The cyclic aging data of lithium-ion batteries in this paper are obtained from the Oxford battery degradation dataset [28]. This dataset contains aging data of eight Kokam pouch batteries with a nominal capacity of 740 mAh, noted as cell 1 to cell 8. The dimensions of batteries are 58.5 × 33.5 × 5 mm, and the model number is SLPB533459H4. The negative electrode material of batteries is graphite, and the positive electrode material is LiMO2 (where M represents a combination of Ni, Mn, and Co, commercially known as NMC). The cells were all tested in a thermal chamber at 40 degC. The current, voltage, and surface temperature of batteries were measured and recorded by a Bio-logic MPG-205 battery tester in every 100 aging cycles. The charging-discharging process of lithium-ion batteries includes a 1C (740 mA) constant current-constant voltage (CC-CV) charge-discharge cycle and a 40 mA low current charge-discharge process.

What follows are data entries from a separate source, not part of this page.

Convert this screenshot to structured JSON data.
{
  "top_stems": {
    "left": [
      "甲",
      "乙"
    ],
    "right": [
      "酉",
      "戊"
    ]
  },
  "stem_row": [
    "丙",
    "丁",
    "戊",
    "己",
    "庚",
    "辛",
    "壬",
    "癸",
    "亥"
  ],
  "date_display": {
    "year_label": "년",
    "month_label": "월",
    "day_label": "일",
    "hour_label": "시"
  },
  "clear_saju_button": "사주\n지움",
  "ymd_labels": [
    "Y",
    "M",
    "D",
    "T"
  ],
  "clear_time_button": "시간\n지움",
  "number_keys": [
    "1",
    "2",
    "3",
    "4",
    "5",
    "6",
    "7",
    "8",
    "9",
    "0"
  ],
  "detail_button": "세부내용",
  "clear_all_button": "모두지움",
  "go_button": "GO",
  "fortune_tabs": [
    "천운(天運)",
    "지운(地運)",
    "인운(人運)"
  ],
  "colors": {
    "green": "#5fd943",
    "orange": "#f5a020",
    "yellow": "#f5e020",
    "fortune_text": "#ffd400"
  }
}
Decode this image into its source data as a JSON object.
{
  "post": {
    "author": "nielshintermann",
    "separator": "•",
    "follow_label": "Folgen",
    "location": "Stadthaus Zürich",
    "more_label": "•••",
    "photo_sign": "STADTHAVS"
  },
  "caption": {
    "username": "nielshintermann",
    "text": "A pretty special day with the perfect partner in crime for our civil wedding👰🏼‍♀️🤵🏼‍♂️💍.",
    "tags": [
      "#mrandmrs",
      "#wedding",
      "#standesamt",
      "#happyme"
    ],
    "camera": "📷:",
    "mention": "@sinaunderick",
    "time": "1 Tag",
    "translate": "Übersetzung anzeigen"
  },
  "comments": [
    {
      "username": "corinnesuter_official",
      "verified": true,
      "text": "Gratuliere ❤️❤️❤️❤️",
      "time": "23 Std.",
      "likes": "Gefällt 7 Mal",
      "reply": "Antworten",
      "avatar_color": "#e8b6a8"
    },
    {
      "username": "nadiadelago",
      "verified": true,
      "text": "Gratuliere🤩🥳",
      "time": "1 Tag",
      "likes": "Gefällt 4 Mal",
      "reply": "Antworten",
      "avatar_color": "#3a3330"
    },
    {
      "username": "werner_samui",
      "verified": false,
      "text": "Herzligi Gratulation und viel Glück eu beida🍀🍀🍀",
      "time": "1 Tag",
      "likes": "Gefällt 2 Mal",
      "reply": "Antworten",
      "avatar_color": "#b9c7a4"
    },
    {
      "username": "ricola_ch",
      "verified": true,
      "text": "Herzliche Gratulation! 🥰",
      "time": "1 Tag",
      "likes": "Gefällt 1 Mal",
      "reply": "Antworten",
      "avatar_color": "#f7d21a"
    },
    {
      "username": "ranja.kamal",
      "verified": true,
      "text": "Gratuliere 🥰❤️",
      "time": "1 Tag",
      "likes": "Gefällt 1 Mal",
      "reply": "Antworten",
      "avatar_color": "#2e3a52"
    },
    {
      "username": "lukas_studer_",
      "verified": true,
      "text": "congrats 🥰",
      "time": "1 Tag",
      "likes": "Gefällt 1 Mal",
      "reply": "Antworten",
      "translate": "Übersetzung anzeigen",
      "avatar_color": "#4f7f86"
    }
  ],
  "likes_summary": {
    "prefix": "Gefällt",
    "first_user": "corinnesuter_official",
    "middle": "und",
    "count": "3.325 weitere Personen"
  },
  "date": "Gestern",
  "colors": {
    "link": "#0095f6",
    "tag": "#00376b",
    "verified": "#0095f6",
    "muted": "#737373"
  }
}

The health status of lithium-ion batteries indicates the percentage of the maximum available capacity of the battery in the rated capacity, measuring the aging degree of the battery. With the aging of the battery, its capacity gradually diminishes. The battery SOH could be defined as

(1)$SOH=C_{current}/C_{initial}$

2.2. ICS Feature Vector Extraction

IC analysis was originally derived from research by Thompson in the field of materials science in 1979 [30]. Later in the 1990s, Dahn adopted it to investigate carbon materials in lithium batteries [31]. In the study of the capacity degradation mechanism of lithium-ion batteries, IC represents the battery capacity increased at a continuous voltage increment. In the constant current charging mode, the calculation formula of IC is

(2)$IC=\frac{dQ}{dU}=I·\frac{dt}{dU}$

SOH estimation needs to extract the characteristics reflecting battery degradation from the IC curve, usually adopting geometric or statistical features, such as the peak value of the IC curve or sample entropy [32]. However, as shown in Figure 2, in addition to the peak value, there are still fluctuations related to the aging degree in the IC curve, thus it is extremely vulnerable to noise interference if the IC peak value is adopted as a feature alone. To address this issue, the values of a segment of the IC curve are sampled as characteristics, and then the mapping relationship between the IC curve and SOH is established. For the given sampling step $\Delta U$ and voltage interval $[U_1, U_h]$, the sampling point $[U_1,U_1+\Delta U,U_1+2\Delta U,\dots U_1+n\Delta U]$ can be determined, and then the ICS feature vector $h=[I{C}_1,I{C}_2,\dots I{C}_n]$, with $n=[(U_h-U_1)/\Delta U]$ can be extracted, where ICS means the IC feature vector with the length of n containing the IC peak value. After analyzing the charging curves of each battery in the Oxford dataset, samples were taken at intervals of 0.01 V between 3.75 V and 4.04 V, and the ICS feature sequence with a length of 20 was extracted.

2.3. ICS Feature Transfer

A battery in the Oxford dataset is randomly selected as the source domain $D_s$, and $D_s=\left\{X_S,Y_S\right\}$, where $X_S$ is the ICS feature sequence of the battery in the source domain, and $Y_S$ is the corresponding actual SOH value. Suppose that the battery to be predicted is the target domain $D_T$, and $D_T=\left\{X_T\right\}$, where $X_T$ is the ICS feature sequence of the target domain, and both $X_S$ and $X_T$ are D-dimension feature data. Insufficient training samples will result in poor SOH estimation accuracy, which may be attributed to the data distribution difference between source and target domains, i.e., $P(X_S)\ne P(X_T)$. In this paper, the TCA method is employed to combine MMD with principal component analysis (PCA) to seek out a shared feature representation between adjacent domains. That is, assuming that there is a nonlinear feature mapping $\varphi$, the TCA method can make the marginal probability distribution between the two domains in the mapped new feature subspace as consistent as possible, i.e., satisfy $P(\varphi (X_S))\approx P(\varphi (X_T))$.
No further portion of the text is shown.